Otras compañías tuvieron que tirar de talonario para adquirir a los competidores que les cuestionaban su futuro. Fue el caso de Disney con la compra de Pixar para evitar que le comiera el terreno en la animación. Nokia, que hasta hace cinco años eran un referente en el sector de las telecomunicaciones y también paradigma de la innovación finlandesa, ha sido desbancada por Samsung porque la coreana entendió las tendencias e incorporó decididamente las redes inteligentes a sus productos.

Antoni Brufau se refirió anteanoche en la reunión de los Alumni de Esade a dos maneras de gestión empresarial: potenciar lo que te hace competitivamente bueno para adaptarlo a los nuevos tiempos con ligeros retoques, o exponer a toda la organización a la tensión del cambio, lo que supone gestionar la incertidumbre con grandes dosis de audacia, valentía, optimismo y prudencia. Al presidente de Repsol no le ha ido nada mal la gestión disruptiva en todos sus retos profesionales. Sin dejar de ser lo que somos, urge un cambio de visión, resetear o reiniciar nuestros planteamientos, porque hacer lo que siempre se ha hecho nos condena a la desaparición. Le ocurre a sectores enteros, como el de los medios de comunicación, que adoptaron tarde y mal las tecnologías con una estrategia de sostenimiento del negocio tradicional a fin de competir contra el dominio de internet buscando una progresiva consolidación en el mercado. Excepto en el caso de ABC que, además de haber sido el primer periódico nacional en internet, apostó en 2008 por una estrategia disruptiva y de empoderamiento de su talento interno para abrazar el cambio mediante la integración de sus plataformas print-online en una única redacción. Así, 110 años después de revolucionar la prensa en España, esta casa sigue innovando. A caballo de la actualidad, en esencia disruptiva.

«New Deal» con corazón

Buscar soluciones innovadoras y creativas para ayudar a salir del pozo a los mayores de 45 años procedentes de la construcción, mediante el autoempleo, es el «New Deal» que se ha propuesto la BCN Thinking Challenge


Por: Juan Carlos Valero / Día 22 de mayo – 2013 / Link ABC

Barcelona tiene una envidiable imagen internacional. Lo ha constatado el alcalde Trias en su reciente gira por Estados Unidos, donde ha regalado a sus homólogos de San Francisco y Los Ángeles camisetas de Messi y un libro del Celler de Can Roca.

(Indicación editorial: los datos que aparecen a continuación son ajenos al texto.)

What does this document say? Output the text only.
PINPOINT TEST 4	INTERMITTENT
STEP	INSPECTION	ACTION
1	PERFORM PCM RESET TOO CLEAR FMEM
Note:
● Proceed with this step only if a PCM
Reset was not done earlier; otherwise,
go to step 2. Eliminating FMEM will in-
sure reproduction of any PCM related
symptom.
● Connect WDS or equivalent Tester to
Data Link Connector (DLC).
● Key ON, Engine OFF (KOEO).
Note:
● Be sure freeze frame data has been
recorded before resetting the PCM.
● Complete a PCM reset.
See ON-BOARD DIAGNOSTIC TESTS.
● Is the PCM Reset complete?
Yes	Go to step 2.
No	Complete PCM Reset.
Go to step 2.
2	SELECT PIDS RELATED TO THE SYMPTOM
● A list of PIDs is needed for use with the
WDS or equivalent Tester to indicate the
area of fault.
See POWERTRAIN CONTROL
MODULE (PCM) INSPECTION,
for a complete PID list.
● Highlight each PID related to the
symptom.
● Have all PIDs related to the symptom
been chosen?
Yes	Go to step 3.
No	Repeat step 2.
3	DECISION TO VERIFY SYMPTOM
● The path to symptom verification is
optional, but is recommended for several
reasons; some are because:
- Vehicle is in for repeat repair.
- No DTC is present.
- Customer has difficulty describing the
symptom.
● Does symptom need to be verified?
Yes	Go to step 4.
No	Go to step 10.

Fútbol y gastronomía son ahora nuestras cartas de presentación, como en su día lo fueron las litografías del Discóbolo de Dalí y otros exclusivos presentes repartidos entre los señores de los anillos del COI con el noble objetivo de que concedieran el regalo de los Juegos Olímpicos de 1992.

Un estudio de Esade sobre la marca de Barcelona concluye que la ciudad no proyecta una imagen única en el mundo. Es percibida como una experiencia vibrante, como una ciudad creativa e innovadora, además de anhelado destino turístico y para vivir. Pero no sólo de fiesta vive Barcelona. Otro informe del Ayuntamiento y la Cámara de Comercio revela que, aunque no se perciba así, es la décima ciudad del mundo en producción científica, la duodécima en proyectos de inversión extranjera y la décimotercera en competitividad global. El estudio también constata que es un referente internacional en formación empresarial y la única ciudad europea con dos escuelas de negocios del «top 10».

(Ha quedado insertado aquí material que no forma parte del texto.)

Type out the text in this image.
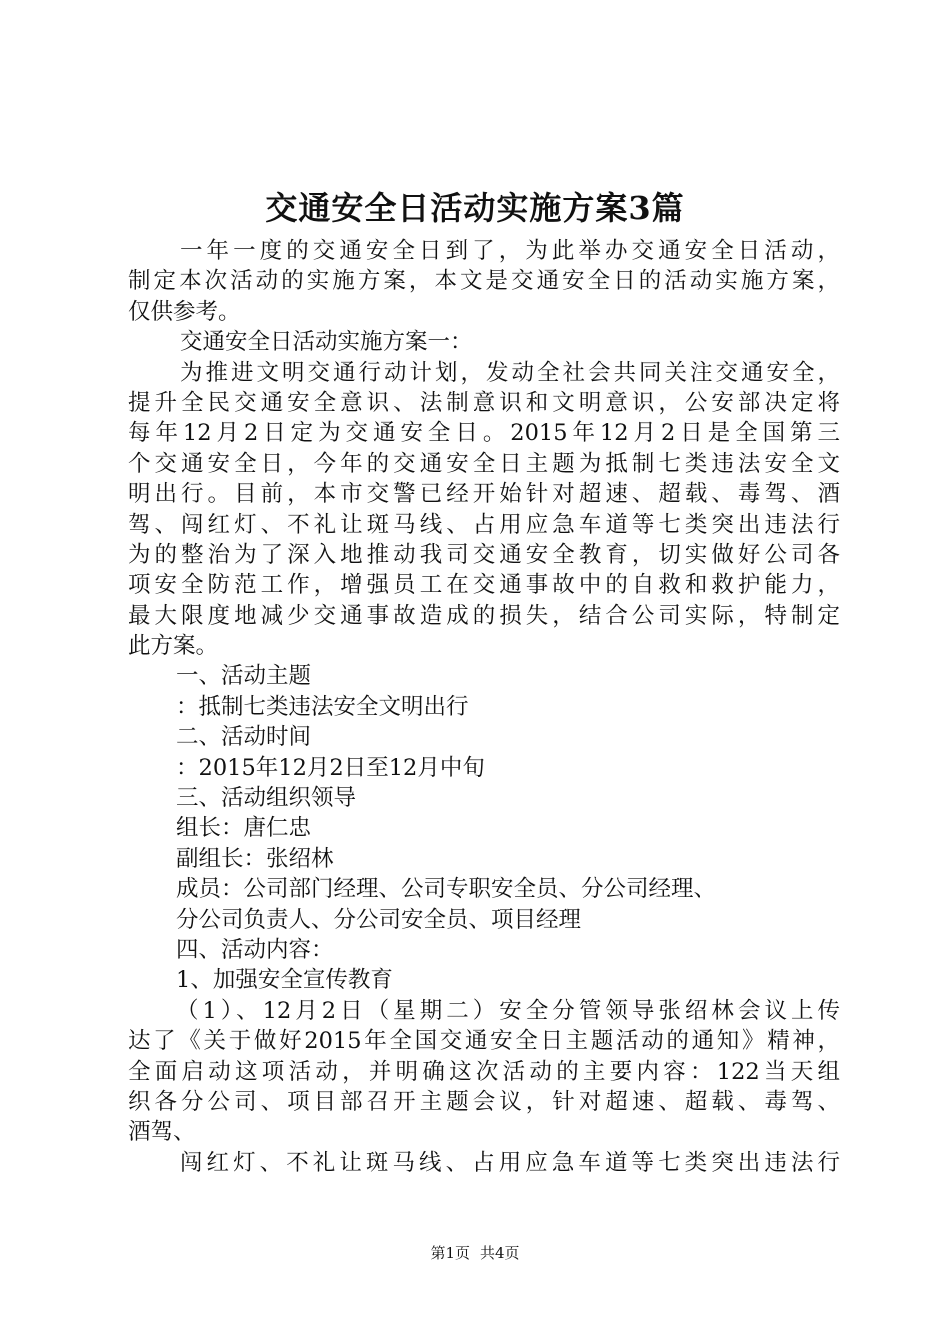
交通安全日活动实施方案3篇
一年一度的交通安全日到了，为此举办交通安全日活动，
制定本次活动的实施方案，本文是交通安全日的活动实施方案，
仅供参考。
交通安全日活动实施方案一：
为推进文明交通行动计划，发动全社会共同关注交通安全，
提升全民交通安全意识、法制意识和文明意识，公安部决定将
每年12月2日定为交通安全日。2015年12月2日是全国第三
个交通安全日，今年的交通安全日主题为抵制七类违法安全文
明出行。目前，本市交警已经开始针对超速、超载、毒驾、酒
驾、闯红灯、不礼让斑马线、占用应急车道等七类突出违法行
为的整治为了深入地推动我司交通安全教育，切实做好公司各
项安全防范工作，增强员工在交通事故中的自救和救护能力，
最大限度地减少交通事故造成的损失，结合公司实际，特制定
此方案。
一、活动主题
：抵制七类违法安全文明出行
二、活动时间
：2015年12月2日至12月中旬
三、活动组织领导
组长：唐仁忠
副组长：张绍林
成员：公司部门经理、公司专职安全员、分公司经理、
分公司负责人、分公司安全员、项目经理
四、活动内容：
1、加强安全宣传教育
（1）、12月2日（星期二）安全分管领导张绍林会议上传
达了《关于做好2015年全国交通安全日主题活动的通知》精神，
全面启动这项活动，并明确这次活动的主要内容：122当天组
织各分公司、项目部召开主题会议，针对超速、超载、毒驾、
酒驾、
闯红灯、不礼让斑马线、占用应急车道等七类突出违法行
第1页 共4页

Pero el «New Deal» de vender Barcelona al mundo ejerciendo el noble papel de locomotora económica debe completarse con otro objetivo no menos importante: combatir el desempleo. Europa avanza hacia una alianza para reducir el paro juvenil. No en vano, la proporción de desempleo entre los jóvenes europeos es el doble que el paro general registrado en todos los países, en idéntica proporción al de España, aunque en nuestro caso con cifras más abultadas. No lo digo yo, sino el catedrático de Economía Aplicada de la Universidad de Barcelona, Antón Costas, para quien el desempleo juvenil español ha adquirido el rango de «mito». A su juicio, el principal problema de España no es el paro juvenil, sino el paro a secas.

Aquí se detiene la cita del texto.